Of course, the Republican Party is now only comprised of the dumb and conspiracy addled, cynical, and dishonest (and the people in each of those categories are all in for culture wars too), so of course they will claim Trump is the smart tactician in his current tariff threat rounds which have been put on hold.
An article in the New York Times states the obvious about why it is not a good long term strategy:
“I don’t want to use names, but tariffs are very powerful, both economically and in getting everything else you want,” Mr. Trump said during remarks in the Oval Office. “When you’re the pot of gold, the tariffs are very good, they’re very powerful and they’re going to make our country very rich again.”
The president is right that the American economy is a powerful weapon, and that a trade war would hit other countries harder. Canada and Mexico in particular are deeply dependent on trade with the United States. They send more than 80 percent of their exports to the United States, and could be crippled by a prolonged fight.
But many economists say the strategy will cost the United States, too. They estimate that as strong as the American economy is, trade wars will weaken it by raising prices, stalling investment, slowing growth and dragging down exports. Many farmers and businesses who would see their costs go up and export markets evaporate have protested the risk.
Even if the president ultimately does not follow through on tariffs, the uncertainty his policies are creating could discourage businesses from investing in new factories and hiring workers until they have a clearer picture of how trade will unfold.
Emily Blanchard, an economics professor at Dartmouth’s Tuck School of Business, argued that the tariff threats would eat away at U.S. economic leverage. She said that Mr. Trump was “undermining the trust that provides the foundation of U.S. strength” by throwing around the country’s weight in global markets.
If companies and investors expect the United States to deploy tariffs regularly, they will hedge against future disruptions by reducing their reliance on American markets, she said. “Trade policy is an economic weapon that becomes less powerful every time it is used,” she said....

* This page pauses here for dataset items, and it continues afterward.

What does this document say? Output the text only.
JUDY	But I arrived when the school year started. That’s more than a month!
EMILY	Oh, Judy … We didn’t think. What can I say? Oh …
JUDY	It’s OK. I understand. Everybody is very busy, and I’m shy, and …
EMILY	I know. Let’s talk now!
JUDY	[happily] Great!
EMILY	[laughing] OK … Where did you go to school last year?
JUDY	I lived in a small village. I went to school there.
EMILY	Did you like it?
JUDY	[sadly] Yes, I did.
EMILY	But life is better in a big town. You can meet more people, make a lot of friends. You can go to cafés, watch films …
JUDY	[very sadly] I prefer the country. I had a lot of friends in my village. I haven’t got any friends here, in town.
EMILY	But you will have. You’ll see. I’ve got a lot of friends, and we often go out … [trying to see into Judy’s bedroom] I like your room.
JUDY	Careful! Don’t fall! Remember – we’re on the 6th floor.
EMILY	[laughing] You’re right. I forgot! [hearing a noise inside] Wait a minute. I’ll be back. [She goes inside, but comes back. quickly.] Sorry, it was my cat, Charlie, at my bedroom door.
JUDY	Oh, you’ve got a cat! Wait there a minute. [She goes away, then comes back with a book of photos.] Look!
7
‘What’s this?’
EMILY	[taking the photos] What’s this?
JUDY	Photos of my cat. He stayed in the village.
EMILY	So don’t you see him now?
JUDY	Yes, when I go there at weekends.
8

Wendy Cutler, a former U.S. trade negotiator and vice president at the Asia Society, said Mr. Trump was correct that trade wars would be more painful for Canada and Mexico. “There is no doubt that our partners will be more severely impacted than the United States, with over three-fourths of their exports destined for our market,” she said.....
Beyond the effects on companies, trade experts said there could be longer-term damage to U.S. interests. That is because the tariff threats would eat away at international confidence that the United States will abide by trade rules and norms that govern when governments deploy tariffs and why.
Edward Alden, a trade expert at the Council on Foreign Relations, said that the United States had nurtured a system of international rules and predictability for decades. With Trump’s decision to move ahead with tariffs over the weekend in a “random, incomprehensible fashion, he said, “that era has come to an end.”
“The United States is now signaling that tariffs are an all-purpose club to be used for whatever policy goal the president wishes,” he said. “That formula will create enormous, in many ways unprecedented, uncertainty not just in North America but in the entire global economy.”
Hence, just as Australia was a victim of Chinese reprisal tariffs due to their not liking Scott Morrison's comments on COVID, Trump now thinks he can use tariffs for simply anything he doesn't like.
This is such a bad example to be setting, just as implicit sabre rattling over the Panama Canal is a bad example to both Russia and China.
2 comments:
It's interesting seeing that there's now loud left wing voices protesting about Trump's capricious and economically imprudent use of tariffs. Historically I don't think there would have been any will for Democrat supporters and progressives generally to protest tariffs and trade protectionism more generally; the unifying factor in this case is merely that their enemy, Trump, is doing it. Given that, I don't think we'll see the US walk back these policies for a long time.